Last night, I was putting aside the things I would like to bring to my new place. It’s not a very big pile – I’m learning to take the minimalist approach of what I really need. As I sat in my big, red swivel chair, I looked around my room and realized the next time I come home and sit here again, I might be a different person. Not character-wise, but I’ll be…grown up a little bit more.
2011 is probably the year that has stretched me the most. From being a Final Year student, to stepping up and rising to the occasion in the midst of conflicts, in relearning how to be a part of my Penang home again, discovering one of the most beautiful places in the world, rediscovering God, to receiving a job offer letter and preparing for relocation – when 2012 comes, which is tomorrow, I’ll be leaving again.
When I was still in school, leaving home was never a problem. Because I knew I’ll be back for semester breaks anyway. But now that I’ll be joining the workforce soon, suddenly, my folks look a tad older to me.
As much as I worry about them, I prefer to count my blessings. I found a nice place to stay, with a nice housemate, my parents may have their squabbles sometimes but they still have each other, I’m not too far from home, and I’ve secured a pretty decent job. As we were running errands yesterday, a thought popped into my head while looking at my folks, and as if writing a mental note to them, I heard myself thinking,
Mom, Dad,
It’s time you put your worries aside about your children (at least the part about being able to take care of ourselves), and start falling in love with each other all over again. Dad, take mom out, go to the movies, have nice meals, do the things you and mom weren’t able to do when you were still busy worrying and taking care of us. And mom, the only thing you should worry about now onwards is what dress to wear for those dates. =) It’s time to rekindle the feelings you had on the day you decided that he/she was the person you wanted to marry and spend the rest of your lives with.

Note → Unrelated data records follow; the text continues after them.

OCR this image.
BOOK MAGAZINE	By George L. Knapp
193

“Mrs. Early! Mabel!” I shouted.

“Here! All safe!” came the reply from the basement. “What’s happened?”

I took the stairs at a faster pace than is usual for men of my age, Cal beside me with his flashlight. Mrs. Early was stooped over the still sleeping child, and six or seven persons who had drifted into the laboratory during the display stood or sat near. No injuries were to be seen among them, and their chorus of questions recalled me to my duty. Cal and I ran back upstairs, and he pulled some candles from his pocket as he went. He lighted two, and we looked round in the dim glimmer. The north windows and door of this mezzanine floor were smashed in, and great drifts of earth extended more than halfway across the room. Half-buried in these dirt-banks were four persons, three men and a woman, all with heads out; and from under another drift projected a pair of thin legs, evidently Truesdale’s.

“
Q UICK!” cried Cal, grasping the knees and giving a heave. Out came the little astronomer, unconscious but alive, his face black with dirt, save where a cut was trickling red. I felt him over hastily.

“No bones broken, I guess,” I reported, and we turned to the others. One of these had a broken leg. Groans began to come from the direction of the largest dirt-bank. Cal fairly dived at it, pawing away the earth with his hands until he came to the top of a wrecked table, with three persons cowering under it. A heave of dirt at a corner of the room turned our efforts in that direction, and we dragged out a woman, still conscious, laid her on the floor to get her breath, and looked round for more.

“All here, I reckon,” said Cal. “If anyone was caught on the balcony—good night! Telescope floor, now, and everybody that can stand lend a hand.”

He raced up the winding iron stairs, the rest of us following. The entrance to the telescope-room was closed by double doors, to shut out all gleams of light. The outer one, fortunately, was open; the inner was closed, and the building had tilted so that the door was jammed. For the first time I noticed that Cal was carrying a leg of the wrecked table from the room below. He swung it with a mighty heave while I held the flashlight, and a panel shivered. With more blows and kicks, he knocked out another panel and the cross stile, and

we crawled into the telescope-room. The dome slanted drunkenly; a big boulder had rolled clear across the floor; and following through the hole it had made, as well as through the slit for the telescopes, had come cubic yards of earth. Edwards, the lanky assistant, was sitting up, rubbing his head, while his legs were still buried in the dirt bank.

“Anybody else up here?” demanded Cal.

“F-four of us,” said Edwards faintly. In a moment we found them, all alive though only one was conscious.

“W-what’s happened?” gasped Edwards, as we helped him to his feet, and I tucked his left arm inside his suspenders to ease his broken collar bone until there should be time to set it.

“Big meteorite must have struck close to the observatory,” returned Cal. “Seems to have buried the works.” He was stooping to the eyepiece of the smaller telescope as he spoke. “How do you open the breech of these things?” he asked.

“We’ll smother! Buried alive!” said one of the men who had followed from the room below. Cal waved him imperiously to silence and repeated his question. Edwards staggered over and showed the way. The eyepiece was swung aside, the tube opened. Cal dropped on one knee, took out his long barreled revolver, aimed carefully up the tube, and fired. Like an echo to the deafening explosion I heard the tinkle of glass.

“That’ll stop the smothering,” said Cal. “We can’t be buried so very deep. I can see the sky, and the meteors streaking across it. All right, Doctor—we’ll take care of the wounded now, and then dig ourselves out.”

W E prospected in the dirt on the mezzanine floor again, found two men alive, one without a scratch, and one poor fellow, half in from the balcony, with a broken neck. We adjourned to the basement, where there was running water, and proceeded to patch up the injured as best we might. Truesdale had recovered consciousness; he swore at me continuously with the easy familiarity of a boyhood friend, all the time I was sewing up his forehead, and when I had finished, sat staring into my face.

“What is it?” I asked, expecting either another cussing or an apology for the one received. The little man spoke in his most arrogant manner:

Maybe it’s a sign of growing old. I was at Krista’s last night for dinner and we discovered I’m developing some symptoms already. And speaking of which, I thank God as well for lasting friendships. I met Krista five and a half years ago when I had just finished high school and entering my foundation studies. Since then, she and her husband Nic became my friends, mentors, and neighbor. I’m entering a new chapter in my life, and they’re still here – sharing and giving me advise on things that are relevant as I progress.
I’m a little anxious, but very much looking forward to 2012. I still have some ideal goals to reach, and entering this new phase just lets me know that I’m one step closer. And maybe, one day, when I’ve achieved what I want, I’ll still be writing them all here.
Blessed New Year, everyone. Life starts when you say it does.